Hermanos, todo discipulado nace de un encuentro en la intimidad con el maestro. La “hora décima”, o las cuatro de la tarde, no es solo una hora del reloj, es una hora llena de significado. Yo lo comprendí cuando estaba en África, en Burundi, en medio de la gente sencilla de campo, como lo fue en tiempo de Jesús. La hora décima es la hora de la intimidad, del reencuentro; cuando las personas regresaban del campo, de las labores y se sentaban fuera de sus casas para platicar de la jornada, la hora en que los mayores contaban a los niños las historias de la familia, la hora de soñar, de compartir, de planear, la hora de la intimidad.
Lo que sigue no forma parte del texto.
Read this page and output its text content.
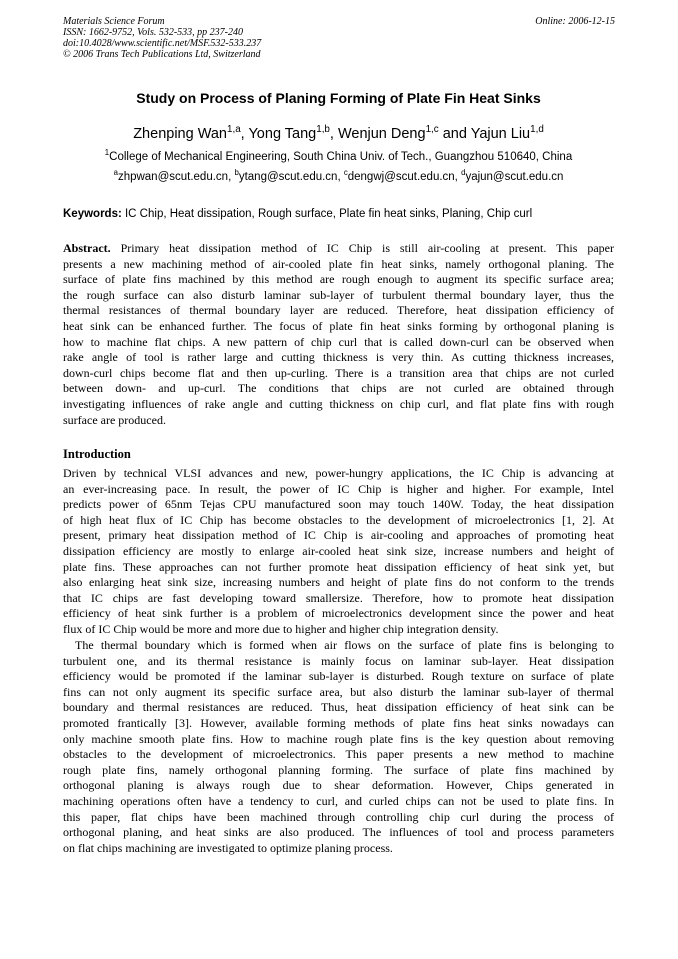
Materials Science Forum
ISSN: 1662-9752, Vols. 532-533, pp 237-240
doi:10.4028/www.scientific.net/MSF.532-533.237
© 2006 Trans Tech Publications Ltd, Switzerland
Online: 2006-12-15
Study on Process of Planing Forming of Plate Fin Heat Sinks
Zhenping Wan$^{1,a}$, Yong Tang$^{1,b}$, Wenjun Deng$^{1,c}$ and Yajun Liu$^{1,d}$
$^1$College of Mechanical Engineering, South China Univ. of Tech., Guangzhou 510640, China
$^a$zhpwan@scut.edu.cn, $^b$ytang@scut.edu.cn, $^c$dengwj@scut.edu.cn, $^d$yajun@scut.edu.cn
Keywords: IC Chip, Heat dissipation, Rough surface, Plate fin heat sinks, Planing, Chip curl
Abstract. Primary heat dissipation method of IC Chip is still air-cooling at present. This paper
presents a new machining method of air-cooled plate fin heat sinks, namely orthogonal planing. The
surface of plate fins machined by this method are rough enough to augment its specific surface area;
the rough surface can also disturb laminar sub-layer of turbulent thermal boundary layer, thus the
thermal resistances of thermal boundary layer are reduced. Therefore, heat dissipation efficiency of
heat sink can be enhanced further. The focus of plate fin heat sinks forming by orthogonal planing is
how to machine flat chips. A new pattern of chip curl that is called down-curl can be observed when
rake angle of tool is rather large and cutting thickness is very thin. As cutting thickness increases,
down-curl chips become flat and then up-curling. There is a transition area that chips are not curled
between down- and up-curl. The conditions that chips are not curled are obtained through
investigating influences of rake angle and cutting thickness on chip curl, and flat plate fins with rough
surface are produced.
Introduction
Driven by technical VLSI advances and new, power-hungry applications, the IC Chip is advancing at
an ever-increasing pace. In result, the power of IC Chip is higher and higher. For example, Intel
predicts power of 65nm Tejas CPU manufactured soon may touch 140W. Today, the heat dissipation
of high heat flux of IC Chip has become obstacles to the development of microelectronics [1, 2]. At
present, primary heat dissipation method of IC Chip is air-cooling and approaches of promoting heat
dissipation efficiency are mostly to enlarge air-cooled heat sink size, increase numbers and height of
plate fins. These approaches can not further promote heat dissipation efficiency of heat sink yet, but
also enlarging heat sink size, increasing numbers and height of plate fins do not conform to the trends
that IC chips are fast developing toward smallersize. Therefore, how to promote heat dissipation
efficiency of heat sink further is a problem of microelectronics development since the power and heat
flux of IC Chip would be more and more due to higher and higher chip integration density.
The thermal boundary which is formed when air flows on the surface of plate fins is belonging to
turbulent one, and its thermal resistance is mainly focus on laminar sub-layer. Heat dissipation
efficiency would be promoted if the laminar sub-layer is disturbed. Rough texture on surface of plate
fins can not only augment its specific surface area, but also disturb the laminar sub-layer of thermal
boundary and thermal resistances are reduced. Thus, heat dissipation efficiency of heat sink can be
promoted frantically [3]. However, available forming methods of plate fins heat sinks nowadays can
only machine smooth plate fins. How to machine rough plate fins is the key question about removing
obstacles to the development of microelectronics. This paper presents a new method to machine
rough plate fins, namely orthogonal planning forming. The surface of plate fins machined by
orthogonal planing is always rough due to shear deformation. However, Chips generated in
machining operations often have a tendency to curl, and curled chips can not be used to plate fins. In
this paper, flat chips have been machined through controlling chip curl during the process of
orthogonal planing, and heat sinks are also produced. The influences of tool and process parameters
on flat chips machining are investigated to optimize planing process.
Jesús invita a estos dos jóvenes, Andrés y Juan, a entrar en esta intimidad, en su casa, a la hora décima. Y entonces sucede lo que marcará para ellos la razón de sus vidas, de su discipulado: “Hemos encontrado al Mesías”, ellos que andaban en búsqueda, han encontrado y se ha encendido un fuego que no terminará jamás. Solo un encuentro personal con Jesús genera un camino de fe y de discipulado, que, en esa hora que Dios conoce, puede dar un sentido pleno a nuestra vida y hacer fecundos nuestros proyectos y nuestras iniciativas.

Queridos hermanos y hermanas, la Palabra de Dios nos invita a vivir este encuentro, condición indispensable y atrayente para poder ser discípulos de Jesús. Estamos invitados a entrar en su casa, en la hora décima, y encender en nuestros corazones el fuego de la fe y el compromiso del discipulado. Como nos dice el Papa Francisco, “La vida de fe consiste en el deseo de estar con el Señor, reavivando el encuentro con Jesús en la oración, en la meditación de la Palabra de Dios y frecuentando los sacramentos para estar con él y dar fruto gracias a él, a su ayuda, a su gracia. “Buscar a Jesús, encontrar a Jesús, seguir a Jesús: este es el camino” (Homilía del Papa Francisco: 14-1-2018) Iniciemos, pues, el tiempo ordinario, pongámonos en camino con Jesús, vayamos a ver, entremos en “esa hora” e iniciemos nuestro camino con él.

¡Feliz encuentro con Jesús y aún mas feliz seguimiento de él por los caminos de la misión y de la fe!